Mortality from second tumors among long-term survivors of retinoblastoma

C Eng, F P Li, D H Abramson, R M Ellsworth, F L Wong, M B Goldman, J Seddon, N Tarbell, J D Boice
Journal of the National Cancer Institute 1993 July 21, 85 (14): 1121-8

BACKGROUND: Children diagnosed with retinoblastoma, a rare cancer of the eye, tend to develop and die of second primary cancers in childhood and adolescence, but few investigations have followed patients into adulthood. Retinoblastoma is frequently caused by inherited mutations of the RB1 tumor suppressor gene. Most patients with germline (hereditary) mutations have bilateral disease.

PURPOSE: We sought to quantify the mortality from second malignancies among long-term survivors of retinoblastoma and to identify factors that predispose to these deaths.

METHODS: A retrospective cohort study examined mortality among 1603 patients enrolled at 1 year after diagnosis of retinoblastoma during the period 1914-1984. Data on demography, family history, and retinoblastoma treatment were collected by medical chart review and questionnaire interview. Number of deaths, by cause, was compared with the corresponding expected figure based on U.S. mortality data for the general population for 1925-1990.

RESULTS: Follow-up was complete for 1458 patients (91%) for a median of 17 years after retinoblastoma diagnosis. A total of 305 deaths occurred, 167 of them from retinoblastoma. There were 96 deaths from second primary tumors (relative risk [RR] = 30), 21 from other known causes (RR = 1.0), and 21 from ill-defined or unknown causes.
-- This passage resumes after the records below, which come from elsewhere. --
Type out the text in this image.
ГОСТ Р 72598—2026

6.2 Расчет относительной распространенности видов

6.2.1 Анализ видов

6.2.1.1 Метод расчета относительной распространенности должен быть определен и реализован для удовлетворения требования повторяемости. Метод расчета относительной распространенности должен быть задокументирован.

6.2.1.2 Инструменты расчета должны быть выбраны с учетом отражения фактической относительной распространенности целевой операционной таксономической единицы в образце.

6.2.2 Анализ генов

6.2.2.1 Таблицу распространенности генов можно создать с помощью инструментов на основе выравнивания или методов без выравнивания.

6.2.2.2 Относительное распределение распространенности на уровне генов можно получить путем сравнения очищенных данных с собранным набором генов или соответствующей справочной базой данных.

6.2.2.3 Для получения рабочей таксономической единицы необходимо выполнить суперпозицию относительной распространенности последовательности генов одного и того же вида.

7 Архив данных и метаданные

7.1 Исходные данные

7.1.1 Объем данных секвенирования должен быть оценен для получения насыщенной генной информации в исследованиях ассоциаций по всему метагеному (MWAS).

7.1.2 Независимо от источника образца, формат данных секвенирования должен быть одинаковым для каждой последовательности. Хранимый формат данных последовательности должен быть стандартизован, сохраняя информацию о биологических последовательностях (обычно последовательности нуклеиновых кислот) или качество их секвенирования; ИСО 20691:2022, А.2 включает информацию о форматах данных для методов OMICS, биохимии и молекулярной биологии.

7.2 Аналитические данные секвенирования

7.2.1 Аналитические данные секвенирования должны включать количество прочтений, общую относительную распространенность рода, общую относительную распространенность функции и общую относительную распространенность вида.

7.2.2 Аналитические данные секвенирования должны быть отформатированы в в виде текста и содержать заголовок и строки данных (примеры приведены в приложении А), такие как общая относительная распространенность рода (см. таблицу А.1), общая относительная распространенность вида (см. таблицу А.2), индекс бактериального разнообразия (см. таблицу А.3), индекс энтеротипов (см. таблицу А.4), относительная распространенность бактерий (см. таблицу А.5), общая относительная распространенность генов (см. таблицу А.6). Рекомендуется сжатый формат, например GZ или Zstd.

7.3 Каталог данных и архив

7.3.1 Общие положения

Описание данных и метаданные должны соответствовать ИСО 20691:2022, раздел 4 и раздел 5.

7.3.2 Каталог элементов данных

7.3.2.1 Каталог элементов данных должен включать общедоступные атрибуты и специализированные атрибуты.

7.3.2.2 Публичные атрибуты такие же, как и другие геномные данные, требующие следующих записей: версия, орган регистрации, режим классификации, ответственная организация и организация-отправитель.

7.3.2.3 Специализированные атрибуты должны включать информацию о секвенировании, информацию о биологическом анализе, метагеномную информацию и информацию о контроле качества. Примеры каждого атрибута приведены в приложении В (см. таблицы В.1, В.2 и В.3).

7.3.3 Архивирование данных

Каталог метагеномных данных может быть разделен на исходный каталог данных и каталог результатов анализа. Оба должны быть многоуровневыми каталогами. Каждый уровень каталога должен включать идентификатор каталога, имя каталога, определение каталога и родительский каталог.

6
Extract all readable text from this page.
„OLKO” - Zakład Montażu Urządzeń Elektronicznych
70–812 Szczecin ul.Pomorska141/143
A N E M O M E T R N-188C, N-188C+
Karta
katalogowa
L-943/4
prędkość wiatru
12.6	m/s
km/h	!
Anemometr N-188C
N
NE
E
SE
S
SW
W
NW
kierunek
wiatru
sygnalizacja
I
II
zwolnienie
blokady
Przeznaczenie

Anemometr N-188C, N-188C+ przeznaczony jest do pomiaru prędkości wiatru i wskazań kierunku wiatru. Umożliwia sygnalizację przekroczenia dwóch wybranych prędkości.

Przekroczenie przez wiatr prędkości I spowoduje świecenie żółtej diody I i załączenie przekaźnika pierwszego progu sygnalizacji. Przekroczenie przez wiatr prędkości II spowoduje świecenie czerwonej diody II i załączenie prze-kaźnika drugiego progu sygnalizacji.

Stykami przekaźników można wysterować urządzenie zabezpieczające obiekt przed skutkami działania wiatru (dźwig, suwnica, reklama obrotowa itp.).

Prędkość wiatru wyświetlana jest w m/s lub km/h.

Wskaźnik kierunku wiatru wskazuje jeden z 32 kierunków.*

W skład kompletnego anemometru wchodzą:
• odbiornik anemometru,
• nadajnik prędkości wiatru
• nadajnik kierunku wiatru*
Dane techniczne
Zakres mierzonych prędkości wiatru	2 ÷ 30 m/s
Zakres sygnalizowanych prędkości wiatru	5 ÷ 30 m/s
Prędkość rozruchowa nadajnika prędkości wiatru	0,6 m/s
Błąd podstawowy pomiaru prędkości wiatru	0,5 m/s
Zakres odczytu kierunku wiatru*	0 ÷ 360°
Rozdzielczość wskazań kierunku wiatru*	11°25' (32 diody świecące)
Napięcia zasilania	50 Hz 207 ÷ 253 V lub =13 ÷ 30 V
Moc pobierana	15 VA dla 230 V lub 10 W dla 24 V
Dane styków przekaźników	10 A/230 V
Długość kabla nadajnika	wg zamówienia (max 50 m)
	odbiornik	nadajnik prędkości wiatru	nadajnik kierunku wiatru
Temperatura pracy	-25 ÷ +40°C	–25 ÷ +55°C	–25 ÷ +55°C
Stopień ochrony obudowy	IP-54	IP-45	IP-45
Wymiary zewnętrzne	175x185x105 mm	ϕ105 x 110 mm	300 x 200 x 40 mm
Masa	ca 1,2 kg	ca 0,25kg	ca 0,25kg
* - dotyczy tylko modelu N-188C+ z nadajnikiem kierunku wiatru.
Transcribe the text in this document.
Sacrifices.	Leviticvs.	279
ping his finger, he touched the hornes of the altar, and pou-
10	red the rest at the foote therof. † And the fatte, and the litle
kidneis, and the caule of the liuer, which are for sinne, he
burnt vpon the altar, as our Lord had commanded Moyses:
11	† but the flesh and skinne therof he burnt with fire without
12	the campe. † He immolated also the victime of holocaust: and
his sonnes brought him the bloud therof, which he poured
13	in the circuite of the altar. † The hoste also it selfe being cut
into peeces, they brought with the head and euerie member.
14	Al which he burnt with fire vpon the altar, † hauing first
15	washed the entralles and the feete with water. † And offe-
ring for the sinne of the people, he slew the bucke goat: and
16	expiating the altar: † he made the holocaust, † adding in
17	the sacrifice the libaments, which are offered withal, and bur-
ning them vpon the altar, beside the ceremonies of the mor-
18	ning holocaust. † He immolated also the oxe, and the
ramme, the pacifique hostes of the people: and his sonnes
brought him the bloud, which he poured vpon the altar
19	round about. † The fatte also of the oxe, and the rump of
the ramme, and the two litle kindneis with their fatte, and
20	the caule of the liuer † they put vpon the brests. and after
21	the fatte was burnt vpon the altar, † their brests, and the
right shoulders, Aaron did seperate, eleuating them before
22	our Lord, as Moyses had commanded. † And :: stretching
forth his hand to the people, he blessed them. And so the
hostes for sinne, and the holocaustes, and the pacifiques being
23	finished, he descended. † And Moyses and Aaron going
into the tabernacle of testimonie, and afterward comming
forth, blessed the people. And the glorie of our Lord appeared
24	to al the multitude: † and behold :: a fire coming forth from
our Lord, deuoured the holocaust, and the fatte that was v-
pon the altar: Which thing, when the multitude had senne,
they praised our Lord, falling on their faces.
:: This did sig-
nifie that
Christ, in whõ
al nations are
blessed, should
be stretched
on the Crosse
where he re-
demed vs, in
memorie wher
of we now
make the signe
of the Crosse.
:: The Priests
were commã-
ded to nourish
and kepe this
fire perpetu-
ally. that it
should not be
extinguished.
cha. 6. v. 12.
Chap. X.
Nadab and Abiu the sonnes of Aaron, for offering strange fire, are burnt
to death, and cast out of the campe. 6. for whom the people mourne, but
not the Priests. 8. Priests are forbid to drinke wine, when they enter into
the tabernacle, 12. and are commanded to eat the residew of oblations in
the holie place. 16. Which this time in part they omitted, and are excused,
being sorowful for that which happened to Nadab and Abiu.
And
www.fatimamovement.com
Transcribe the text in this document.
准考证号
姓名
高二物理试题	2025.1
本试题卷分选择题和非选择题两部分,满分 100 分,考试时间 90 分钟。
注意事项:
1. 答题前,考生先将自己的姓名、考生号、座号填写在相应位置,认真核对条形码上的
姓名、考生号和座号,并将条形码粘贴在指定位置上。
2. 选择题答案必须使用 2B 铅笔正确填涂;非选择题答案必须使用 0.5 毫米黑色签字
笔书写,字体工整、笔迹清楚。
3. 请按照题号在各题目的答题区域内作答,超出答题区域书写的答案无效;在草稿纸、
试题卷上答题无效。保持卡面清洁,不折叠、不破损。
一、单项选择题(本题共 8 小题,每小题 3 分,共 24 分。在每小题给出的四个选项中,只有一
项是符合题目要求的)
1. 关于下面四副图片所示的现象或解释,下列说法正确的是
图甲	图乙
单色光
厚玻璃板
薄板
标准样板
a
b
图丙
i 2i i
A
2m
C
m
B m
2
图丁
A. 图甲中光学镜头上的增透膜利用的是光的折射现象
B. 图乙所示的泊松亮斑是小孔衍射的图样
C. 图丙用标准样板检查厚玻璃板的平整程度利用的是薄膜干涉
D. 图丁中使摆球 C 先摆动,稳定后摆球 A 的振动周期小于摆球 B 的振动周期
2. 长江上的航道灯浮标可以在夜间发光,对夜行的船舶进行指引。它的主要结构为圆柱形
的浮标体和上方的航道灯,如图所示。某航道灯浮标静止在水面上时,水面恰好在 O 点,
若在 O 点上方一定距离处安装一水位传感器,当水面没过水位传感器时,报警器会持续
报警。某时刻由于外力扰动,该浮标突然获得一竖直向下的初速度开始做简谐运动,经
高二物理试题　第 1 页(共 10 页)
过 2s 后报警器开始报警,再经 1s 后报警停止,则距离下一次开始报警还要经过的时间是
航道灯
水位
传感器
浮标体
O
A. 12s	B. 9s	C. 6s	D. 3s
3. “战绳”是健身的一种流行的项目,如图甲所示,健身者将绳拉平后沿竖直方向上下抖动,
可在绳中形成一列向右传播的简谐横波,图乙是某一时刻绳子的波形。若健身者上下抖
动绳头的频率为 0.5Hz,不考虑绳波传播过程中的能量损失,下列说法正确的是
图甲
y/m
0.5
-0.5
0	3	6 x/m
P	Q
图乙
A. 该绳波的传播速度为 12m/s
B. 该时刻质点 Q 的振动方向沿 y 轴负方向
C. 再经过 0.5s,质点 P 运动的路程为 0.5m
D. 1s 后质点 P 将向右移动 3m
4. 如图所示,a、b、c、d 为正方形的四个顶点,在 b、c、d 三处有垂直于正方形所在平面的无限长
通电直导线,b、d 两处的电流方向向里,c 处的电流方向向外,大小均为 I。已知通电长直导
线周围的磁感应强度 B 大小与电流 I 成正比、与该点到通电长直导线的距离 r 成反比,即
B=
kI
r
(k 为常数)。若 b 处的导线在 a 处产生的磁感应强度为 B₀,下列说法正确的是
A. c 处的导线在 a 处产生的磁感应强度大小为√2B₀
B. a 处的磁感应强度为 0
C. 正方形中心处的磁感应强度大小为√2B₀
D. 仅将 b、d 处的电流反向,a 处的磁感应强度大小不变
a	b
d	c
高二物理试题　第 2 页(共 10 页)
Statistically significant excess mortality was found for second primary cancers of bone, connective tissue, and malignant melanoma and benign and malignant neoplasms of brain and meninges. Among 919 children with bilateral retinoblastoma, 90 deaths from second primary tumors occurred (RR = 60). Deaths from second tumors were more frequent among females (RR = 39) than males (RR = 22) (P = .007). The cumulative probability of death from second primary neoplasms was 26% at 40 years after bilateral retinoblastoma diagnosis, and additional cancer deaths occurred thereafter. Radiotherapy for retinoblastoma further increased the risk of mortality from second neoplasms. An excess of mortality from a second cancer, not seen in prior studies, was found among the 684 children with unilateral disease (RR = 3.1; 95% confidence interval = 1.0-7.3).

CONCLUSIONS: These findings implicate germinal mutations in the retinoblastoma gene in second cancer mortality. Radiotherapy treatment for retinoblastoma appears to further enhance the inborn susceptibility to development of a second cancer.

IMPLICATIONS: Patients with retinoblastoma, particularly bilateral retinoblastoma, should have careful follow-up, and interventions should be developed to reduce mortality from a second cancer.